Selon la feuille de route de l'ONU, elles doivent aboutir à la création dans six mois d'un "organe de transition", chargé d'élaborer une nouvelle Constitution et d'organiser des élections d'ici 18 mois. Mais les négociations progressent extrêmement lentement.

Tordre le bras

"L'atmosphère a changé" depuis un round de discussions avorté en début d'année, a assuré Staffan de Mistura. Après une dizaine de jours en Suisse, "personne n'est parti, n'a claqué la porte ou rejeté son interlocuteur", s'est-t-il modestement réjouit.

Aucune avancée concrète n'a toutefois été enregistrée et la méfiance reste palpable entre les frères ennemis, aux vues antinomiques.

L'opposition exige le départ immédiat de Bachar al-Assad et de réels pouvoirs. "La Syrie n'appartient pas à une personne et il n'y aura pas de rôle pour une personne qui a du sang sur les mains", a encore martelé mardi Assad al-Zoabi du HCN.

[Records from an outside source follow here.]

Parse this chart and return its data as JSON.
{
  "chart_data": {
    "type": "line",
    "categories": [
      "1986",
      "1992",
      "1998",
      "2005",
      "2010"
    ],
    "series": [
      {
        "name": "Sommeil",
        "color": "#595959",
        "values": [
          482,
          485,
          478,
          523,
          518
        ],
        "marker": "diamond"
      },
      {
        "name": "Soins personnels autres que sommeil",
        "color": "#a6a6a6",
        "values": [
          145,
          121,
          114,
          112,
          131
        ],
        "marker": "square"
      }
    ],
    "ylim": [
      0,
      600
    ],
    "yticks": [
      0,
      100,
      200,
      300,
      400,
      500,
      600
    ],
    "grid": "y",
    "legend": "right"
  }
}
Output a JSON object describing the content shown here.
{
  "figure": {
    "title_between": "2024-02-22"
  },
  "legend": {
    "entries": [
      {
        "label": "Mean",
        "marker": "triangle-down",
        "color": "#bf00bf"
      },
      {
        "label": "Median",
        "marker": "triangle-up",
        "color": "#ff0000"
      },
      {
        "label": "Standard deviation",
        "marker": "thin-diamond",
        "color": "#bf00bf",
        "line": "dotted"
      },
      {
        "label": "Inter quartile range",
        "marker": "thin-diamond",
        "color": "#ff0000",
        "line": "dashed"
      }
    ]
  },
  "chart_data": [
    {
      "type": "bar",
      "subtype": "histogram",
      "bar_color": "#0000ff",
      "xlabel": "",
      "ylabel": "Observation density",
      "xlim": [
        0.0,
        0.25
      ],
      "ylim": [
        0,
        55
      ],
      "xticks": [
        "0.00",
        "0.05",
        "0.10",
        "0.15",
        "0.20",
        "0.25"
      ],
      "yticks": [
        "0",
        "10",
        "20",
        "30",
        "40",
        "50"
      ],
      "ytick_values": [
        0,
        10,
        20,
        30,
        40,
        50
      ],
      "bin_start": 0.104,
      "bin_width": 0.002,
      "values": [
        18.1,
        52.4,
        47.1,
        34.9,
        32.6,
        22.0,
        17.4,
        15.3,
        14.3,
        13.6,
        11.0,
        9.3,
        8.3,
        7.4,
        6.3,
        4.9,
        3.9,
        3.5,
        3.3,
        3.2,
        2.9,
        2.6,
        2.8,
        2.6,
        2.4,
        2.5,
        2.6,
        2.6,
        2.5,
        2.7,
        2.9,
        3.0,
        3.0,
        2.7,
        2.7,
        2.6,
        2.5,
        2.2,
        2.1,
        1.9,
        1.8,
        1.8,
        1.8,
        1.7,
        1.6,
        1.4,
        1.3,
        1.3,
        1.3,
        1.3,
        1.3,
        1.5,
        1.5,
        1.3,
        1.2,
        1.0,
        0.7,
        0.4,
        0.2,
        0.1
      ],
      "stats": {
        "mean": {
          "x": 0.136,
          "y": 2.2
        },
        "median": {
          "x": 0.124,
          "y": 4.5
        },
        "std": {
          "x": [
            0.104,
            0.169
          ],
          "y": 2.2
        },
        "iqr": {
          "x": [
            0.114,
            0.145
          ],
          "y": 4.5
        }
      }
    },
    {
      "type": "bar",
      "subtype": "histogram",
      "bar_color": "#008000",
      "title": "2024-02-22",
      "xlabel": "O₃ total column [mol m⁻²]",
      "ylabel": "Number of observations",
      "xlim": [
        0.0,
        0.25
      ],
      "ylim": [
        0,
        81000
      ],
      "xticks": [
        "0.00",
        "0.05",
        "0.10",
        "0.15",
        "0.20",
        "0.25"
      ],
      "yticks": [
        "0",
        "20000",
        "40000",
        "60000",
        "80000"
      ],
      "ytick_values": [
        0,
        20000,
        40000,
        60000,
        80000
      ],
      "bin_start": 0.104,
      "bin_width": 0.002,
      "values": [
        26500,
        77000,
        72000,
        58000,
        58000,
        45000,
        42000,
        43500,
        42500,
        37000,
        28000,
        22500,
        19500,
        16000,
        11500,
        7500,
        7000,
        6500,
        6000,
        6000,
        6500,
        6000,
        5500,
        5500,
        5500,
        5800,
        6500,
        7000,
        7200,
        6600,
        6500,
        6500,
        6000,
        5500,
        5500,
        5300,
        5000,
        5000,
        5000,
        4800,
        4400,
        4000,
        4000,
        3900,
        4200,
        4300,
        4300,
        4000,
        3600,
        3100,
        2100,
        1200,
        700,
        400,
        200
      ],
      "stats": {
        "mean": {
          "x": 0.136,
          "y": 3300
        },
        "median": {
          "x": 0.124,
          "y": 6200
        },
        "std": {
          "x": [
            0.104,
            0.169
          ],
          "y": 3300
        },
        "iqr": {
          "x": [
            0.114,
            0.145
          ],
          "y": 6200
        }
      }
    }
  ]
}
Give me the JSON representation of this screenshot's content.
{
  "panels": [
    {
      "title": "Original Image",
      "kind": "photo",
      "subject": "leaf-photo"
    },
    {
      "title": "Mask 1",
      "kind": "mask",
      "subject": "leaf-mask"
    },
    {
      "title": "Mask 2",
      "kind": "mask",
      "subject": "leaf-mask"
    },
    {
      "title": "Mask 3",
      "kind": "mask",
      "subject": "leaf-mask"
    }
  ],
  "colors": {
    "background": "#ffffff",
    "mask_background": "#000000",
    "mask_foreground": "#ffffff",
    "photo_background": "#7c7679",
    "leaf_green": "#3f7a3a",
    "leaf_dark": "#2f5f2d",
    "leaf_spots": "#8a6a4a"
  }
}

Il est "hors de question" de discuter du sort du président Assad, avait à l'inverse martelé la délégation du régime lundi, en refusant de préciser sa vision de la transition politique.

"Le régime ne lâche rien car il sait que si une vraie négociation s’engage, c’est le début de la fin pour lui", a commenté pour l'AFP l'analyste Agnès Levallois, spécialiste du Moyen-Orient.

"Il va utiliser tous les subterfuges pour jouer la montre, a-t-elle prédit. C’est sa seule planche de salut, l’espoir que de Mistura finisse par rendre son tablier comme l’avaient fait ses prédécesseurs", Kofi Annan en 2012 et Lakhdar Brahimi en 2014.

Pour elle, les Russes ont toutefois les moyens de "tordre le bras" à leur allié. Et la visite à Moscou du secrétaire d'Etat américain John Kerry, qui a quitté mardi soir les Etats-Unis, pourrait être l'occasion de nouvelles pressions.

En intervenant militairement en Syrie à partir de la fin septembre, la Russie a permis au régime de Bachar al-Assad de regagner une partie des territoires perdus.

Mais l'annonce surprise, il y a huit jours, du retrait partiel des troupes russes a été analysée comme un signal envoyé au régime pour qu'il s'engage sérieusement dans les discussions.

"On a des attentes fortes envers les discussions de Moscou", a reconnu Staffan de Mistura. "On espère qu'elles seront productives et nous aideront à reprendre les discussions plus en profondeur", après une pause de plusieurs jours qui débutera jeudi soir.